Opinião

O que mudou no Hospital Beatriz Ângelo?

Miguel Pinto Luz Maria João Gala /Global Imagens

Ontem, soubemos de mais uma demissão em bloco nos hospitais portugueses. 11 chefes de equipa da Urgência do Hospital Beatriz Ângelo, em Loures, apresentaram a sua demissão. Os médicos em causa justificam a sua decisão, com a escassez de recursos humanos e, nas suas palavras, com "uma situação grave, perigosa e desumana".

Este é mais um caso que nos deve deixar muito preocupados e atentos ao futuro da Saúde em Portugal. Mas também que nos deve levar a pensar na deterioração específica deste Hospital.

Inaugurado em 2012, foi durante muitos anos um exemplo de gestão e, sobretudo, de qualidade de serviço.

É por isso necessário perguntar, o porquê de um Hospital modelo passar, quase de um momento para o outro, a ser constantemente notícia pelas piores razões. Porquê? O que mudou no Hospital Beatriz Ângelo?

E a resposta é demasiado fácil: mudou a gestão.

Em 2022, dez anos depois da sua inauguração, o hospital deixou de ser uma Parceria Público-Privada, gerida pela Luz Saúde, e passou para as mãos do Estado. E desde então, nada foi como dantes para o Beatriz Ângelo e, principalmente, para os utentes deste hospital.

É uma decisão que custa muito a compreender. Porque é que, com tanta coisa por resolver, tantos problemas estruturais - na saúde e em tantas outras áreas - se escolhe ir mexer naquilo que funciona bem? A razão, também aqui, é simples: a ideologia.

Uma ideologia que diz que os serviços públicos têm de ser geridos pelo Estado, com o resultado bem visível no caso do Hospital Beatriz Ângelo.

A ideologia de resto tem sido má conselheira na resolução de problemas estruturais do nosso País, como se vê no caso da saúde.

De resto esta não é uma discussão nova, desde "78 que a luta entre um sistema público e um sistema em que público, privado e social coexistem separa a Esquerda da Direita.

A verdade é que cada vez mais os portugueses são empurrados para o sector privado. Não por opção, não por ideologia, mas por simples necessidade. Porque o Sistema Público não está a dar resposta.

Hoje, cerca de 50% da população portuguesa tem uma segunda cobertura de saúde - sejam seguros de saúde, planos de saúde ou sub-sistemas como a ADSE.

Hoje os hospitais privados têm a tecnologia de ponta que antes era exclusiva do público. Hoje os hospitais de referência no tratamento, por exemplo do cancro, já são privados.

Hoje existe uma saúde para quem tem dinheiro e outra para quem não tem e isto é completamente contrário à base que esteve por de trás da criação do SNS.

É preciso olhar com pragmatismo para o problema e esquecer as lutas ideológicas. Estas podiam fazer sentido em "78, mas hoje estão ultrapassadas e são pura e simplesmente estéreis. É preciso que a prioridade sejam os serviços que são prestados ao doente. É necessário potenciar a capacidade instalada. E tornar o sistema sustentável e competitivo.

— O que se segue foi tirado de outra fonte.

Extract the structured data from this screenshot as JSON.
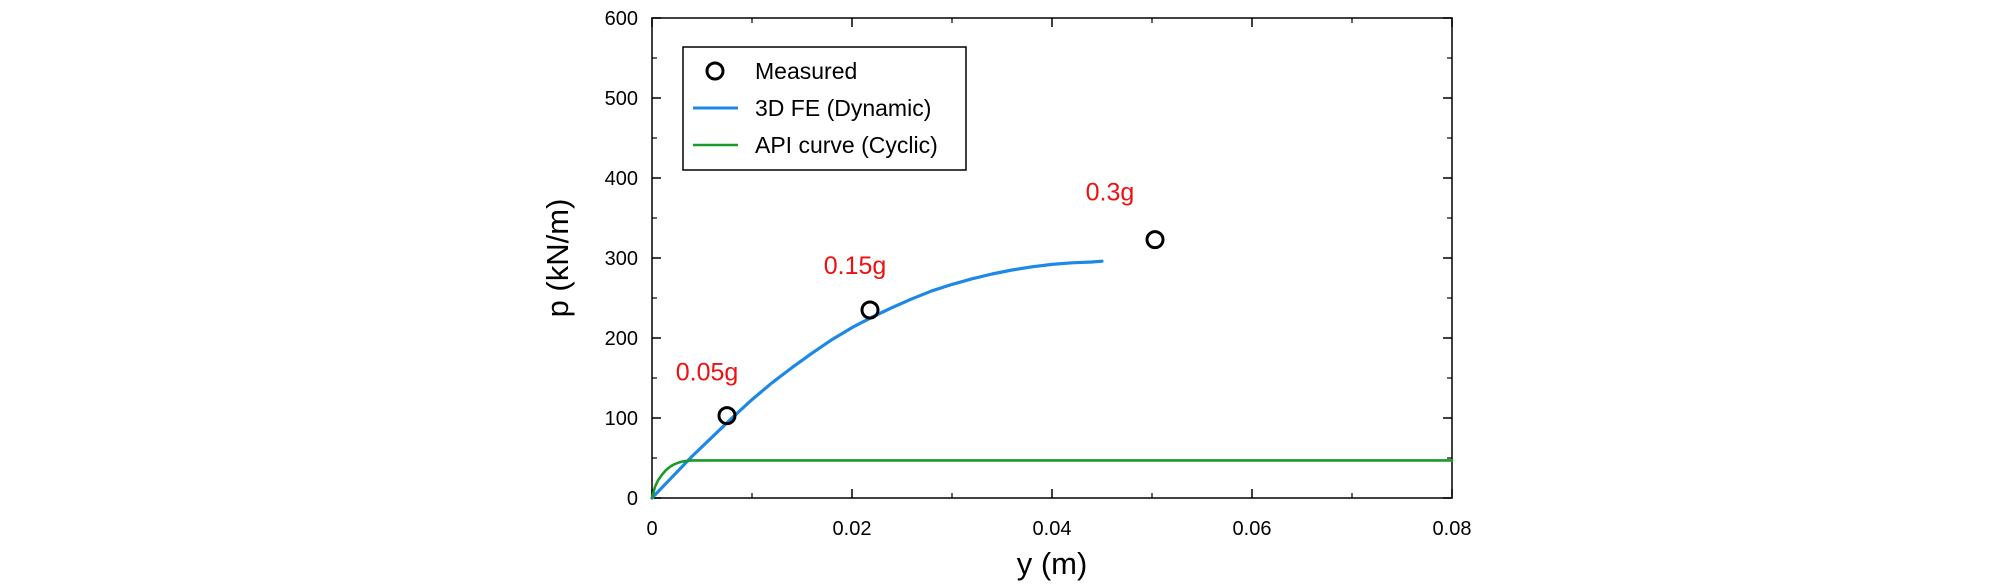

Não olhar para estes 3 pontos, vai-nos levar a um sistema de saúde público cada vez mais caro, mas sobretudo cada vez mais escasso.

As PPP"s na saúde tinham este mérito. Melhor serviço, capacidade de investimento e menor custo. Não sou eu que o digo, são os relatórios do Tribunal de Contas. Infelizmente quase todas sucumbiram à mentalidade dogmática da geringonça.

Voltar a restabelecer as PPP"s que existiam não solucionará o problema que enfrentamos. Hoje, será preciso uma verdadeira revolução de mentalidades, será preciso encarar público, privado e social como um triângulo virtuoso. Três vértices que terão de trabalhar em conjunto e em articulação.

Aos portugueses não interessa se a saúde é privada, pública ou social. E aos Governos deve interessar somente resolver o problema dos portugueses.